Rabbiner, Bischöfe und Politiker diskutieren in Berlin

„Ist Europa alt, müde und kraftlos geworden?“

Für Millionen Menschen außerhalb Europas ist der Kontinent ein Sehnsuchtsort. Für viele Europäer aber scheint Europa keine Hoffnung mehr zu geben. Ist Europa alt, müde und kraftlos geworden, wie Papst Franziskus meinte? Sind Populismus und Antisemitismus, der Abbruch religiöser Überlieferungen und der Mangel an Visionen Zeichen von Altersschwäche? Nicht wenige vermissen auch kraftvolle christliche und jüdische Stimmen zu Europa. Was bedeutet Europa für Juden und Katholiken? Was wollen sie für die Zukunft Europas tun?
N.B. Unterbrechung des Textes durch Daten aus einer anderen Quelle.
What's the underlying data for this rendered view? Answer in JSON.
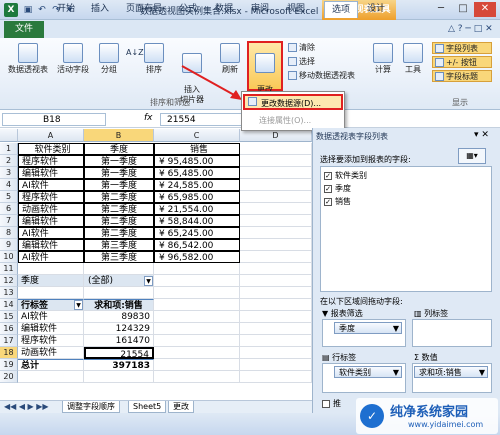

Diesen Fragen geht eine öffentliche Podiumsdiskussion nach, die am 3. November 2019 um 19.30 Uhr in der Katholischen Akademie Berlin (Hannoversche Straße 5) stattfindet und von der Deutschen Bischofskonferenz und der Orthodoxen Rabbinerkonferenz Deutschland organisiert wird. Auf dem Podium diskutieren unter der Moderation von Ulrike Bieritz vom Rundfunk Berlin Brandenburg (rbb):

  • Kardinal Reinhard Marx, Vorsitzender der Deutschen Bischofskonferenz;
  • Dr. Josef Schuster, Präsident des Zentralrats der Juden in Deutschland;
  • Ministerpräsident Armin Laschet, Ministerpräsident des Landes Nordrhein-Westfalen;
  • Katharina von Schnurbein, Antisemitismusbeauftragte der Europäischen Kommission;
  • Rabbiner Julian-Chaim Soussan, Beiratsmitglied der Orthodoxen Rabbinerkonferenz Deutschland.